The various state missionary societies federated in 1913 as the Australian Baptist Mission. It was renamed the Australian Baptist Missionary Society in 1959 and then Global Interaction in 2002.

Work in Papua New Guinea began in 1949, at the urging of returned World War II chaplains, with focus on Bible translation as well as health and education. By 1995 the Baptist Union of Papua New Guinea had 35,000 members.

Workers were later sent to Papua and Timor, and then to Zambia and Zimbabwe, later moving to Malawi and Mozambique. More recent locations include Thailand in 1972, Cambodia, and Kazakhstan.
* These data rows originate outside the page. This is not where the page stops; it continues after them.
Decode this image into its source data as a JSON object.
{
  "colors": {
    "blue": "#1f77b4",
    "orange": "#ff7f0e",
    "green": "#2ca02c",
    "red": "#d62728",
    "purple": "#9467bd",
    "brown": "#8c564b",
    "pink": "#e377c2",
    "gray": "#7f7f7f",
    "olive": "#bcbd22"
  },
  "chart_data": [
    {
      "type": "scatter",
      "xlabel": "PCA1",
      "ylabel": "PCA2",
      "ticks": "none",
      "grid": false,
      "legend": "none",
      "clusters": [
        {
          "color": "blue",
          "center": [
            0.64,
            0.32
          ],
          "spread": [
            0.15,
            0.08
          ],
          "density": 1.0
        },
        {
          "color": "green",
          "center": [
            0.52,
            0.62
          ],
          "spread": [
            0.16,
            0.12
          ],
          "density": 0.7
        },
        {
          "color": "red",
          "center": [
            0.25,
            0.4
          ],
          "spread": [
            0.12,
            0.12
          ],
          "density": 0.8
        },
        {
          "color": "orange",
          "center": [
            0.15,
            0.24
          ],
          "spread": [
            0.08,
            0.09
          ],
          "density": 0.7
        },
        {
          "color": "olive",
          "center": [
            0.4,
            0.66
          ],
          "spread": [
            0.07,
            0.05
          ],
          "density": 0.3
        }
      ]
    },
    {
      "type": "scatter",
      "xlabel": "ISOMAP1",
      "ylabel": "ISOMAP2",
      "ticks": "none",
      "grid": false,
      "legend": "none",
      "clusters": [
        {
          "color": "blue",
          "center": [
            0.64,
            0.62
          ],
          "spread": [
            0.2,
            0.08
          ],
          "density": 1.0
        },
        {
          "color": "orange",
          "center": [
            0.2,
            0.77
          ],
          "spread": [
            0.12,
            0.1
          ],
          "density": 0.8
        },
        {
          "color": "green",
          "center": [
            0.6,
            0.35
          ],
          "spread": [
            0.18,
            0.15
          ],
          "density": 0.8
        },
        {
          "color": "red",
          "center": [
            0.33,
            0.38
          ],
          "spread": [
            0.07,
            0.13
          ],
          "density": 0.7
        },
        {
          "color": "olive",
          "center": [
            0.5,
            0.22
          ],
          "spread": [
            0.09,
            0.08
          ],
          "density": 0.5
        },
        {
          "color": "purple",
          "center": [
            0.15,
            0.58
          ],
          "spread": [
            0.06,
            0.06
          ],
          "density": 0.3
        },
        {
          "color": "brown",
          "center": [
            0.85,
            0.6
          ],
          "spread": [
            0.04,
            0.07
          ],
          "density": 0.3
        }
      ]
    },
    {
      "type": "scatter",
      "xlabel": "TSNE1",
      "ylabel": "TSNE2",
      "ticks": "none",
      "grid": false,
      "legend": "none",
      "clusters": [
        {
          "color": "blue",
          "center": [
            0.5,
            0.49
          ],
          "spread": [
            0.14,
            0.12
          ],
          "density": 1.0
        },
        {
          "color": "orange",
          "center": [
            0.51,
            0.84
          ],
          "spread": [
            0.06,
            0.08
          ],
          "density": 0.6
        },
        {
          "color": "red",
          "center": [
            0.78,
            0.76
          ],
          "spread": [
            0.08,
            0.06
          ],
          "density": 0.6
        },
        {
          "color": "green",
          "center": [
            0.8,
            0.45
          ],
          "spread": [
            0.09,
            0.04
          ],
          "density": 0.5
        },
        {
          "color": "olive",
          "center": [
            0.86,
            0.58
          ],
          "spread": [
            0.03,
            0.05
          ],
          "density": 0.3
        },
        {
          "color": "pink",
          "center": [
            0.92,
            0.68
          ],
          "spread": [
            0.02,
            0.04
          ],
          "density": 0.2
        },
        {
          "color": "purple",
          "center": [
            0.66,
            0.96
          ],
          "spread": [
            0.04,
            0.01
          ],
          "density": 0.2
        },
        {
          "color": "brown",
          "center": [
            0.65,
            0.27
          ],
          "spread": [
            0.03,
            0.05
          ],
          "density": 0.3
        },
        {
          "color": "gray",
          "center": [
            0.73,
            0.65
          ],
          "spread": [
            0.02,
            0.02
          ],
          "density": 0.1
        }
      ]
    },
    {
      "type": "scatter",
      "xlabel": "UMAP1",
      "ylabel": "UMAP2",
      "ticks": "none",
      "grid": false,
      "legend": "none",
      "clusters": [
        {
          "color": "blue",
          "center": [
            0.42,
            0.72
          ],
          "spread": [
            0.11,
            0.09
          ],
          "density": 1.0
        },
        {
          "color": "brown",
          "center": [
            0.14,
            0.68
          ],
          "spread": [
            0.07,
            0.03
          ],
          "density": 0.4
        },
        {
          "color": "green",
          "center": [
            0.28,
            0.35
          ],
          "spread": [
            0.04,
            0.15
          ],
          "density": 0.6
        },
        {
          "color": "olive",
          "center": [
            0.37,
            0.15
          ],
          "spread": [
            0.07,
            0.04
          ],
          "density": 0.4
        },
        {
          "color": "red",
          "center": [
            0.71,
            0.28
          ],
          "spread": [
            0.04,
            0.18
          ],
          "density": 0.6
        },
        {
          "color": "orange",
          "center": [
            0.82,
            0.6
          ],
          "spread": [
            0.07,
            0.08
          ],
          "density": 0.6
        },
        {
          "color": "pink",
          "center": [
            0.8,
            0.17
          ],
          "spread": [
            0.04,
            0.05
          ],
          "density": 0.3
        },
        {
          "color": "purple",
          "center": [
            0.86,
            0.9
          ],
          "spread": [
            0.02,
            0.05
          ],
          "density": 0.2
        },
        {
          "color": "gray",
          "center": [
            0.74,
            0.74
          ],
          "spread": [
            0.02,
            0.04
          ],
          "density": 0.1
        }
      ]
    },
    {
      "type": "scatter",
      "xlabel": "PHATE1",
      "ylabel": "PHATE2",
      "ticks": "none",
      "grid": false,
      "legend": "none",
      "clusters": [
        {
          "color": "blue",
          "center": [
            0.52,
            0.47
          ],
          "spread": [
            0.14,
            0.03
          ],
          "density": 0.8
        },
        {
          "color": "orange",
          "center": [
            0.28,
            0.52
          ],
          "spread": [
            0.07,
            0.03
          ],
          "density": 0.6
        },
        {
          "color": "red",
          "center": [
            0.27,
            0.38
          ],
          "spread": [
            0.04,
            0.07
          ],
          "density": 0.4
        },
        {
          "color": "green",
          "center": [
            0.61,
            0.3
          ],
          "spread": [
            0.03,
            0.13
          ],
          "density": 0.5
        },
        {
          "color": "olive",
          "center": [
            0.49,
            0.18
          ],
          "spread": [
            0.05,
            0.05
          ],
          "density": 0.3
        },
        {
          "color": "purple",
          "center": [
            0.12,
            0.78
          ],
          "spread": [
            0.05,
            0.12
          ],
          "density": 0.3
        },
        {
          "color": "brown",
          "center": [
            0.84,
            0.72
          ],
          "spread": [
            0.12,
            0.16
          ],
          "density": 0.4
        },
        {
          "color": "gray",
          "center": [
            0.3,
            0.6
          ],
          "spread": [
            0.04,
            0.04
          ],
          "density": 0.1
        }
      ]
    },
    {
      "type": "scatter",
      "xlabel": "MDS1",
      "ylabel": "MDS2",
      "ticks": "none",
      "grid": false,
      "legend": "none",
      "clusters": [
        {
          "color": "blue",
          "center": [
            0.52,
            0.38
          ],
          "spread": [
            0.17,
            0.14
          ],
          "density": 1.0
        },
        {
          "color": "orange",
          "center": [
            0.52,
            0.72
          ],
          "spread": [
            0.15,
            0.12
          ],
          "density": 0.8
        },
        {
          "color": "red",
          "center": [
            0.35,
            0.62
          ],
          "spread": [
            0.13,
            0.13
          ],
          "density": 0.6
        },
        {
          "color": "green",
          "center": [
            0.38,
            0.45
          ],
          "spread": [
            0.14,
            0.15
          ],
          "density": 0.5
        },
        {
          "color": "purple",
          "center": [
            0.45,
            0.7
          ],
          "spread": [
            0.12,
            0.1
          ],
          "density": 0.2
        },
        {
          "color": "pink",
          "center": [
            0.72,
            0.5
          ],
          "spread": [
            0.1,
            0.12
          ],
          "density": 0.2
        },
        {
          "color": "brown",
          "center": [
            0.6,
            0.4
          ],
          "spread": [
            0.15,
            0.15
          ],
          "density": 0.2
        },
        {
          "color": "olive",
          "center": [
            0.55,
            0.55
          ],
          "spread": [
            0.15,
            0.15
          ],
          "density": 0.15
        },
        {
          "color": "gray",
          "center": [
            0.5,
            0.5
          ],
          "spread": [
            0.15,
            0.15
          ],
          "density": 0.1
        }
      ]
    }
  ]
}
In many locations, the goal has been to develop the indigenous church and work towards handover.

Baptist missionary services to Aboriginal communities in Central Australia began in 1947 under the Australian Baptist Federal Home Mission Board. This became part of ABMS in the 1970s.

As of 2013, Global Interaction had 123 missionaries working in 17 different regions.

The mission has produced a magazine called Vision since 1950. They have also published papers and biographies by a number of their missionaries.

In November 2021, Global Interaction changed its name to Baptist Mission Australia.